A partir desse entendimento, o mesmo fato que penetrou num subsistema, ao passar para outro subsistema, é acolhido pelo mesmo de maneira diferente, ou seja, o fato se torna algo novo, pois as propriedades e características desse outro subsistema funcionam de maneira a reproduzir a sua especialização do saber, dando, dessa forma, a sua contribuição. 

É justamente dessa sequência de acontecimentos dentro de cada subsistema que vamos vislumbrar a aparição da complexidade das relações dos saberes. O entrelaçamento de informações provoca no observador uma sensação de vazio e perde a noção do grau de aproximação com a certeza, pois não consegue visualizar além dos limites postos no interior de um determinado subsistema. 

Então os sistemas vêm dar o suporte de organização dos mais variados saberes compartimentados em disciplinas a partir da ideia de especialização e que proporciona vermos os conhecimentos auferidos de forma diferente para que com isso a eficiência dos componentes de cada disciplina possa contribuir em cada novo fato. 

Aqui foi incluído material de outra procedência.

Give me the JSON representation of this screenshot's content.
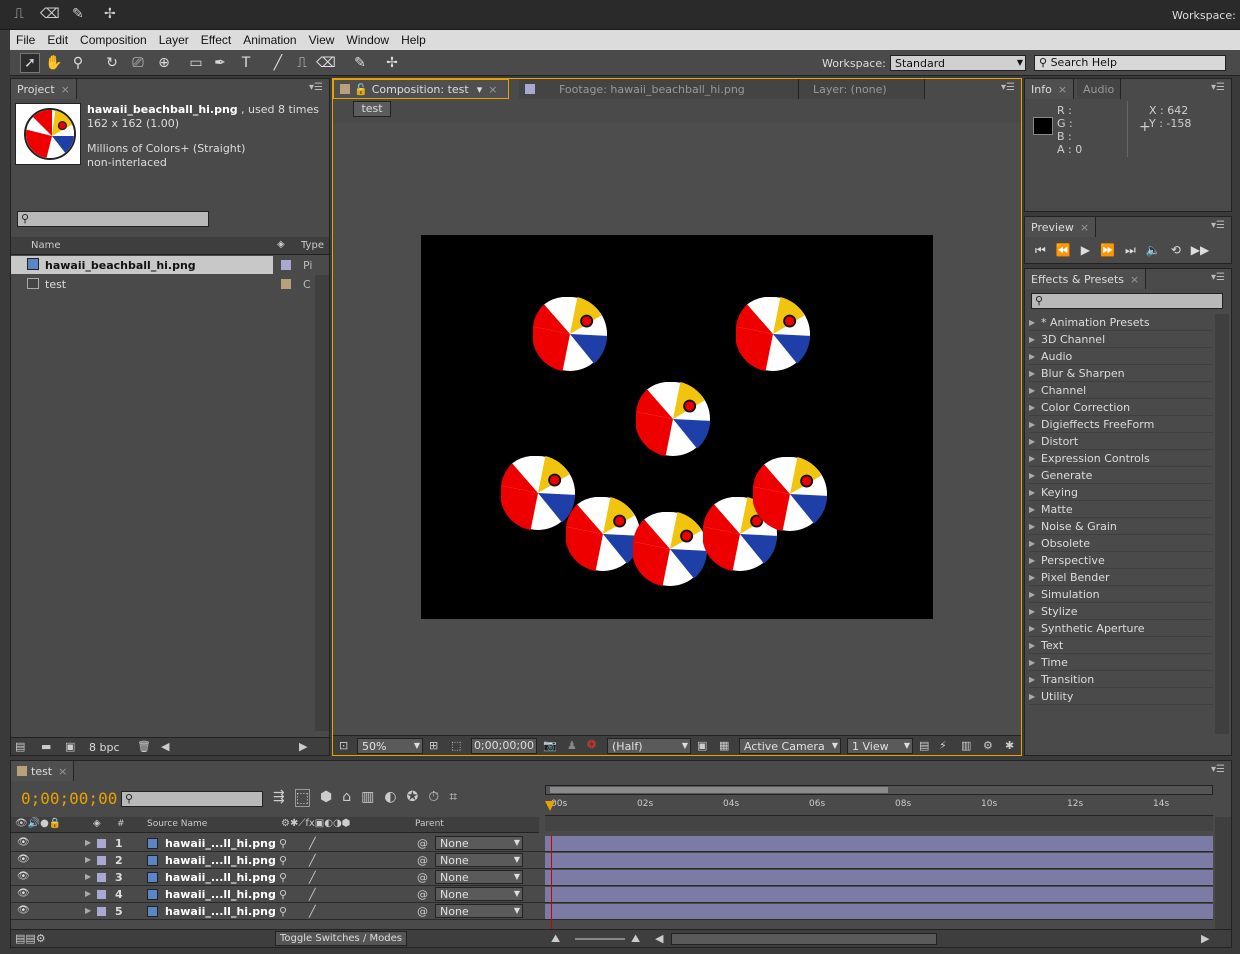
{
  "workspace_top": "Workspace:",
  "menu": [
    "File",
    "Edit",
    "Composition",
    "Layer",
    "Effect",
    "Animation",
    "View",
    "Window",
    "Help"
  ],
  "toolbar": {
    "workspace_label": "Workspace:",
    "workspace_value": "Standard",
    "search_help": "Search Help"
  },
  "project": {
    "tab": "Project",
    "file_name": "hawaii_beachball_hi.png",
    "used": ", used 8 times",
    "dims": "162 x 162 (1.00)",
    "colors": "Millions of Colors+ (Straight)",
    "interlace": "non-interlaced",
    "col_name": "Name",
    "col_type": "Type",
    "items": [
      {
        "name": "hawaii_beachball_hi.png",
        "type": "Pi"
      },
      {
        "name": "test",
        "type": "C"
      }
    ],
    "bpc": "8 bpc"
  },
  "comp": {
    "tab_comp": "Composition: test",
    "tab_footage": "Footage: hawaii_beachball_hi.png",
    "tab_layer": "Layer: (none)",
    "comp_btn": "test",
    "zoom": "50%",
    "timecode": "0;00;00;00",
    "resolution": "(Half)",
    "camera": "Active Camera",
    "views": "1 View"
  },
  "info": {
    "tab": "Info",
    "tab2": "Audio",
    "r": "R :",
    "g": "G :",
    "b": "B :",
    "a": "A : 0",
    "x": "X : 642",
    "y": "Y : -158"
  },
  "preview": {
    "tab": "Preview"
  },
  "effects": {
    "tab": "Effects & Presets",
    "items": [
      "* Animation Presets",
      "3D Channel",
      "Audio",
      "Blur & Sharpen",
      "Channel",
      "Color Correction",
      "Digieffects FreeForm",
      "Distort",
      "Expression Controls",
      "Generate",
      "Keying",
      "Matte",
      "Noise & Grain",
      "Obsolete",
      "Perspective",
      "Pixel Bender",
      "Simulation",
      "Stylize",
      "Synthetic Aperture",
      "Text",
      "Time",
      "Transition",
      "Utility"
    ]
  },
  "timeline": {
    "tab": "test",
    "timecode": "0;00;00;00",
    "col_num": "#",
    "col_source": "Source Name",
    "col_parent": "Parent",
    "ticks": [
      "00s",
      "02s",
      "04s",
      "06s",
      "08s",
      "10s",
      "12s",
      "14s"
    ],
    "layers": [
      {
        "num": "1",
        "name": "hawaii_...ll_hi.png",
        "parent": "None"
      },
      {
        "num": "2",
        "name": "hawaii_...ll_hi.png",
        "parent": "None"
      },
      {
        "num": "3",
        "name": "hawaii_...ll_hi.png",
        "parent": "None"
      },
      {
        "num": "4",
        "name": "hawaii_...ll_hi.png",
        "parent": "None"
      },
      {
        "num": "5",
        "name": "hawaii_...ll_hi.png",
        "parent": "None"
      }
    ],
    "toggle": "Toggle Switches / Modes"
  },
  "colors": {
    "accent": "#e8a100",
    "panel": "#4a4a4a",
    "bar": "#7b7ba6"
  }
}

As relações entre os saberes necessariamente passam por essa ambiência em que já não se concebe mais entender os saberes apenas a partir de uma visão restrita a uma determinada área e sim em utilizar-se de uma lente em que se tenha uma visão holística de seu entorno, abstraindo, dentre as várias possibilidades dentro da relação, aquela que seja mais vantajosa ou eficiente para o sistema a partir de uma operação de seleção por meio do verdadeiro sentido que se está buscando, seja como uma possível resposta, seja como uma condição de mantença da própria estabilidade funcional do sistema.[6] 

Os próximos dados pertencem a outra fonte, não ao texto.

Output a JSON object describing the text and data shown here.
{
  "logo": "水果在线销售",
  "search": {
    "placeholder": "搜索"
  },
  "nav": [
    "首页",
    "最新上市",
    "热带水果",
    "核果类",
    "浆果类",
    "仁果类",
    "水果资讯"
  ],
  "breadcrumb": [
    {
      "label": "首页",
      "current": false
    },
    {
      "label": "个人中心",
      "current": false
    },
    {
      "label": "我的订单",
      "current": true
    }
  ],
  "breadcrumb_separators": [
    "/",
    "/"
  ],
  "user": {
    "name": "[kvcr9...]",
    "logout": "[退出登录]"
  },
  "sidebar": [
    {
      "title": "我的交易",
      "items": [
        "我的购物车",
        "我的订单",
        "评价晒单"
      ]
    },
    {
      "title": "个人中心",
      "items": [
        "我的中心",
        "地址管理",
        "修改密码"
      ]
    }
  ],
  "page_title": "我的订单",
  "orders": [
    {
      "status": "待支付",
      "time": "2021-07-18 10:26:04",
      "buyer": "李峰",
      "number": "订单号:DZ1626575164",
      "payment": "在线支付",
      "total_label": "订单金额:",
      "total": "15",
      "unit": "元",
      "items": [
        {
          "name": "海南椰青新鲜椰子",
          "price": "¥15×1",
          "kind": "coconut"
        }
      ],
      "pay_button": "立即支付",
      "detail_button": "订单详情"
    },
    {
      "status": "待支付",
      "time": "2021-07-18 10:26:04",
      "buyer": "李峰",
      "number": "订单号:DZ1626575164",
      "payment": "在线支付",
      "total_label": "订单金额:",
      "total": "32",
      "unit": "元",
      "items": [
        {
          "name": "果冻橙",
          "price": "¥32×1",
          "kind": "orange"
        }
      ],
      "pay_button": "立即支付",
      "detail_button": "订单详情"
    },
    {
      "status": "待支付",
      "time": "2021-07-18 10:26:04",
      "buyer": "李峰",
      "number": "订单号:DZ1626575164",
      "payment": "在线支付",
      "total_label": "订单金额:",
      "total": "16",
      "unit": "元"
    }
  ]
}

A transdisciplinaridade surge como um elo de ligação e interação dessas disciplinas na medida em que se possibilita a recepção de solução de continuidade ao percebermos que um saber não anula o outro e sim a partir de um subsídio anterior de um determinado saber se construirá outro saber com mais robustez e coerência, pois a operacionalidade de comunicação entre eles regenerará e produzirá um novo saber capaz de fazer frente às incertezas do quotidiano, isto é, uma referência para darmos uma resposta aos efeitos de uma observação.[7] 

O Biodireito, por meio das suas ramificações da Biogenética e Bioética, dará a conotação apropriada de maneira a fornecer uma condição de dinâmica para porem-se acomodar os vários saberes de forma lógica e eficiente, nesse espaço intermediário entre as disciplinas, dando a integração mais desejada e mais apropriada a cada caso. 

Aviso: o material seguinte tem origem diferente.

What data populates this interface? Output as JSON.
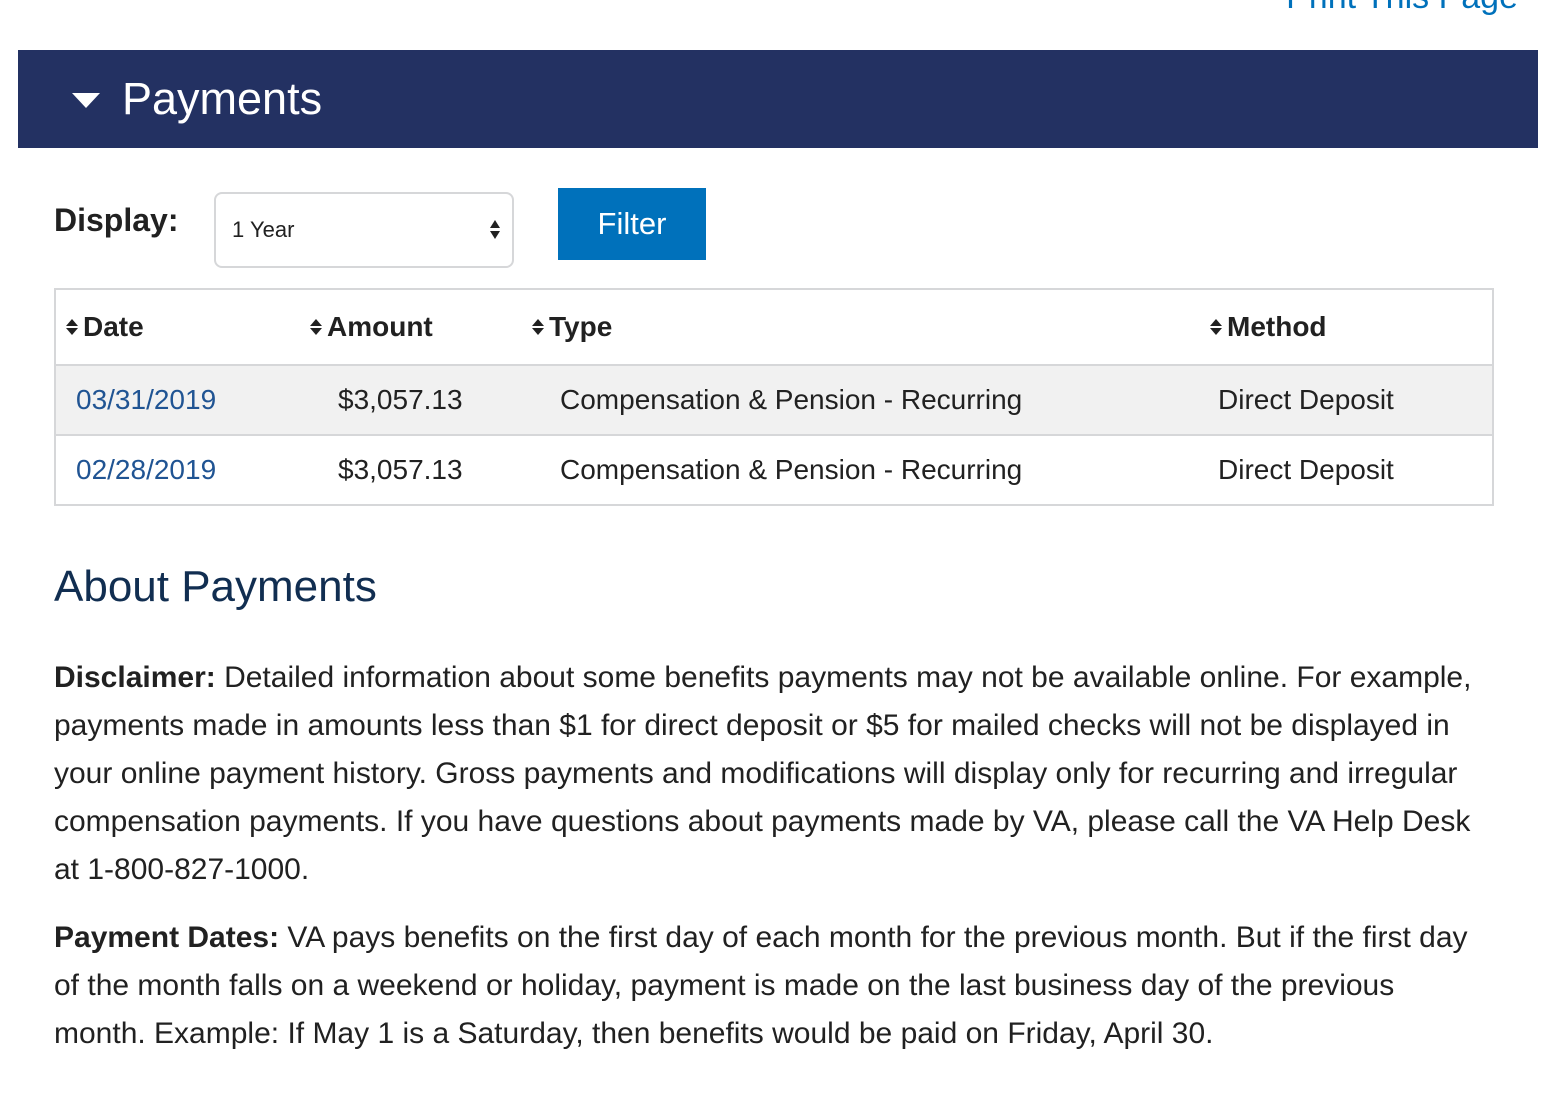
{
  "header": {
    "print_link": "Print This Page",
    "title": "Payments"
  },
  "filter": {
    "display_label": "Display:",
    "selected_range": "1 Year",
    "button_label": "Filter"
  },
  "table": {
    "columns": [
      "Date",
      "Amount",
      "Type",
      "Method"
    ],
    "rows": [
      {
        "date": "03/31/2019",
        "amount": "$3,057.13",
        "type": "Compensation & Pension - Recurring",
        "method": "Direct Deposit"
      },
      {
        "date": "02/28/2019",
        "amount": "$3,057.13",
        "type": "Compensation & Pension - Recurring",
        "method": "Direct Deposit"
      }
    ]
  },
  "about": {
    "heading": "About Payments",
    "disclaimer_label": "Disclaimer:",
    "disclaimer_text": " Detailed information about some benefits payments may not be available online. For example, payments made in amounts less than $1 for direct deposit or $5 for mailed checks will not be displayed in your online payment history. Gross payments and modifications will display only for recurring and irregular compensation payments. If you have questions about payments made by VA, please call the VA Help Desk at 1-800-827-1000.",
    "payment_dates_label": "Payment Dates:",
    "payment_dates_text": " VA pays benefits on the first day of each month for the previous month. But if the first day of the month falls on a weekend or holiday, payment is made on the last business day of the previous month. Example: If May 1 is a Saturday, then benefits would be paid on Friday, April 30."
  },
  "colors": {
    "header_bg": "#233162",
    "accent_blue": "#0071bb",
    "link_blue": "#205493",
    "heading_navy": "#112e51"
  }
}
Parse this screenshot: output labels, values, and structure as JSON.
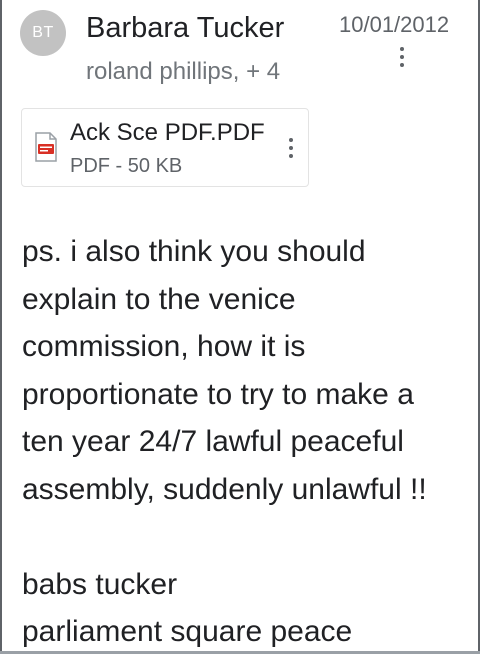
{
  "message": {
    "avatar_initials": "BT",
    "sender_name": "Barbara Tucker",
    "date": "10/01/2012",
    "recipients": "roland phillips, + 4",
    "attachment": {
      "icon": "pdf-file-icon",
      "name": "Ack Sce PDF.PDF",
      "meta": "PDF - 50 KB"
    },
    "body_lines": [
      "ps. i also think you should",
      "explain to the venice",
      "commission, how it is",
      "proportionate to try to make a",
      "ten year 24/7 lawful peaceful",
      "assembly, suddenly unlawful !!"
    ],
    "signature_lines": [
      "babs tucker",
      "parliament square peace"
    ]
  },
  "colors": {
    "avatar_bg": "#c2c2c2",
    "pdf_red": "#d93025",
    "text_primary": "#202124",
    "text_secondary": "#5f6368"
  }
}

Portanto, o sistema complexo de relações dos saberes está calcado numa dimensão em que somos levados a acreditar que é mais salutar para o aproveitamento de uma determinada disciplina do saber e a sua consequente interligação a consideração de um gerenciamento com vistas a pensarmos a relação de complexidade dos saberes a partir de uma ótica que afaste o entendimento de uma relação simplista de causa e efeito, e sim considerar uma “rede causal”, ou seja, de múltiplas causas encadeadas e sincronizados de forma a dar uma coerência e legitimidade para o produto final, que é o somatório complementar de várias disciplinas. 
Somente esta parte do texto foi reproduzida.